Use the inspector in your browser to get the sp_dc
cookie from the web player when you are logged in to Spotify. Then run the following script to get at least 1,000,000 Spotify user IDs. It does this by crawling the followers of the seed user, who they are following and their followers and so on. Unfortunately, there is no way to do this via the regular Spotify API.
python train/get_users.py --cookie=... --user=<seed_user> --limit=1000000
To get a list of just over 1,000,000 public playlists of these users, run this script.
python train/get_playlists.py --limit=1000000
Then the following script will download the track lists for these playlists. This can take weeks to run on a single CPU core. In order to run in parallel, it is necessary to use a proxy pool, otherwise Spotify will throttle the requests (see https://github.com/teticio/lambda-scraper).
# Assuming you have 32 cores and have deployed Lambda functions proxy-0 ... proxy-31 for the proxy pool
python train/get_tracks.py --max_workers=32 --proxy=proxy
To de-duplicate tracks by the same artist with the same title and drop tracks with no preview URL or less than 10 references, run the following script. The track IDs in playlists for dropped tracks will be replaced with an ID specified by --oov
or skipped if this is not set.
python train/deduplicate.py --min_count=10
Use this script to find particular tracks (useful for model evaluation - see config/track2vec.yaml
).
python train/search_tracks.py --search="James Brown"
Now you can train a Track2Vec model with
python train/track2vec.py
python train/test2vec.py
To train the MP3ToVec model, you will first need to download the 30 second previews of the tracks.

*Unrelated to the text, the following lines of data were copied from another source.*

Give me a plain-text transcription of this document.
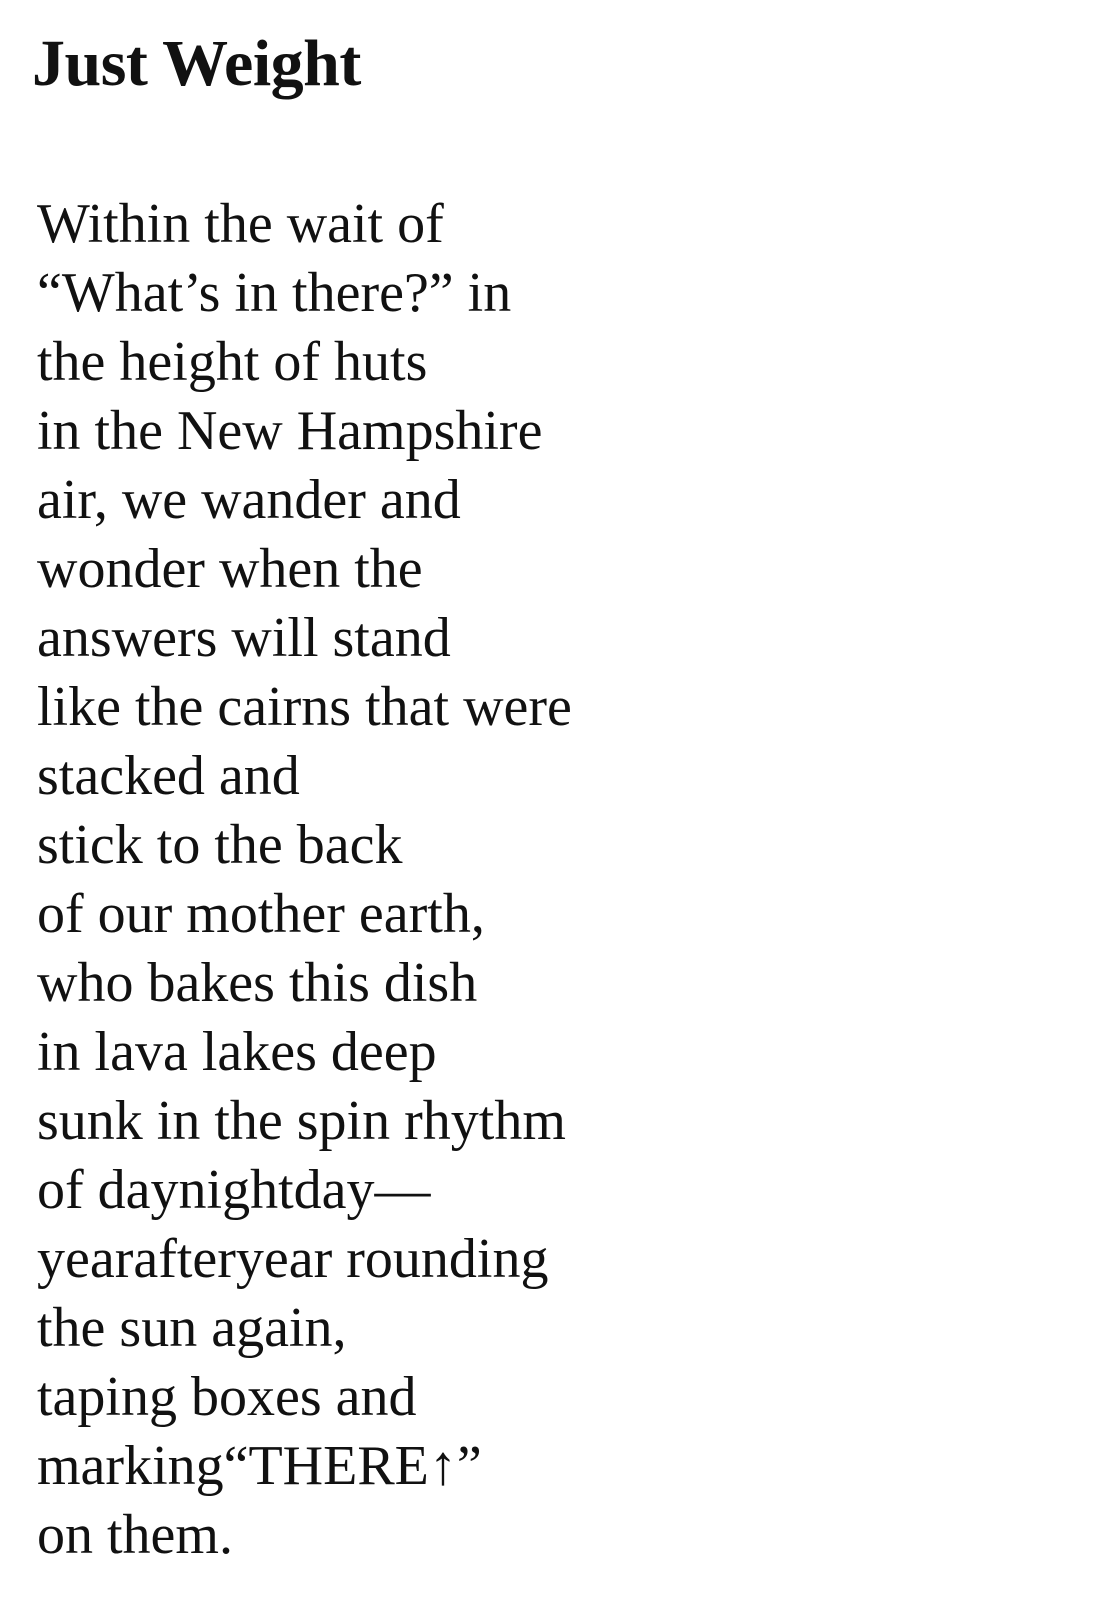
Just Weight
Within the wait of
“What’s in there?” in
the height of huts
in the New Hampshire
air, we wander and
wonder when the
answers will stand
like the cairns that were
stacked and
stick to the back
of our mother earth,
who bakes this dish
in lava lakes deep
sunk in the spin rhythm
of daynightday—
yearafteryear rounding
the sun again,
taping boxes and
marking“THERE↑”
on them.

Each preview is around 350k in size.
python train/download_previews.py
Then, you will need to calculate the spectograms of the first 5 seconds of the previews.
python train/calc_spectrograms.py
Now you can train the MP3ToVec model with
python train/train_mp3tovec.py
Use this script to calculate the Mp3ToVec embeddings for the previews.

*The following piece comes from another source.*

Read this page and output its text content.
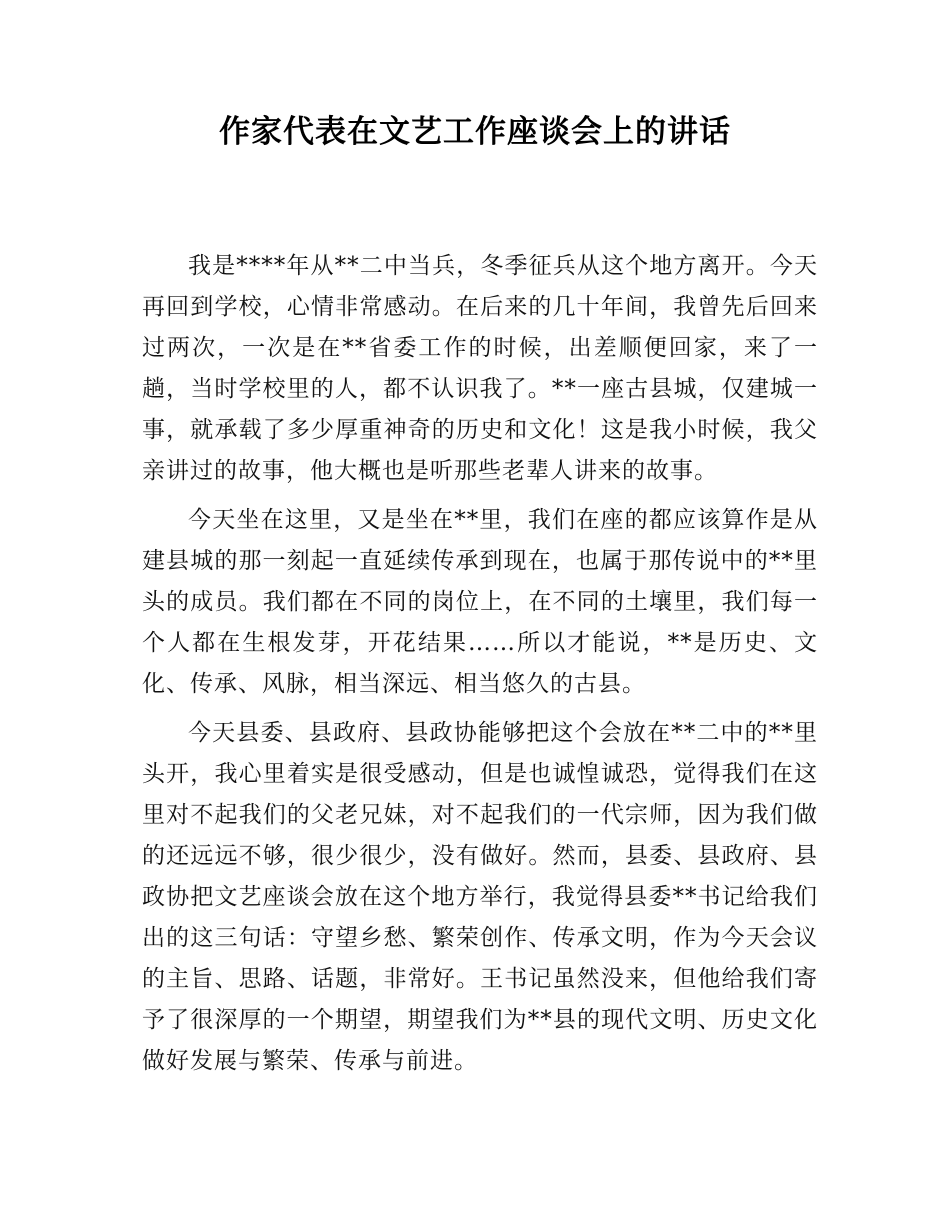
作家代表在文艺工作座谈会上的讲话

我是****年从**二中当兵，冬季征兵从这个地方离开。今天再回到学校，心情非常感动。在后来的几十年间，我曾先后回来过两次，一次是在**省委工作的时候，出差顺便回家，来了一趟，当时学校里的人，都不认识我了。**一座古县城，仅建城一事，就承载了多少厚重神奇的历史和文化！这是我小时候，我父亲讲过的故事，他大概也是听那些老辈人讲来的故事。

今天坐在这里，又是坐在**里，我们在座的都应该算作是从建县城的那一刻起一直延续传承到现在，也属于那传说中的**里头的成员。我们都在不同的岗位上，在不同的土壤里，我们每一个人都在生根发芽，开花结果……所以才能说，**是历史、文化、传承、风脉，相当深远、相当悠久的古县。

今天县委、县政府、县政协能够把这个会放在**二中的**里头开，我心里着实是很受感动，但是也诚惶诚恐，觉得我们在这里对不起我们的父老兄妹，对不起我们的一代宗师，因为我们做的还远远不够，很少很少，没有做好。然而，县委、县政府、县政协把文艺座谈会放在这个地方举行，我觉得县委**书记给我们出的这三句话：守望乡愁、繁荣创作、传承文明，作为今天会议的主旨、思路、话题，非常好。王书记虽然没来，但他给我们寄予了很深厚的一个期望，期望我们为**县的现代文明、历史文化做好发展与繁荣、传承与前进。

python train/calc_mp3tovecs.py
Finally, to reduce these to a single vector per track using the TF-IDF algorithm, run
python train/calc_tfidf.py
The MP3ToVec model can be converted from PyTorch to TensorFlow with
python train/pt_to_tf.py
The spotifytovec.p
, tracktovec.p
, spotify_tracks.p
, spotify_urls.p
and speccy_model
files are installed to the directory where deej-ai.online
is running with the following command. This also ensures that there are the same tracks in all the files.
python train/install_model.py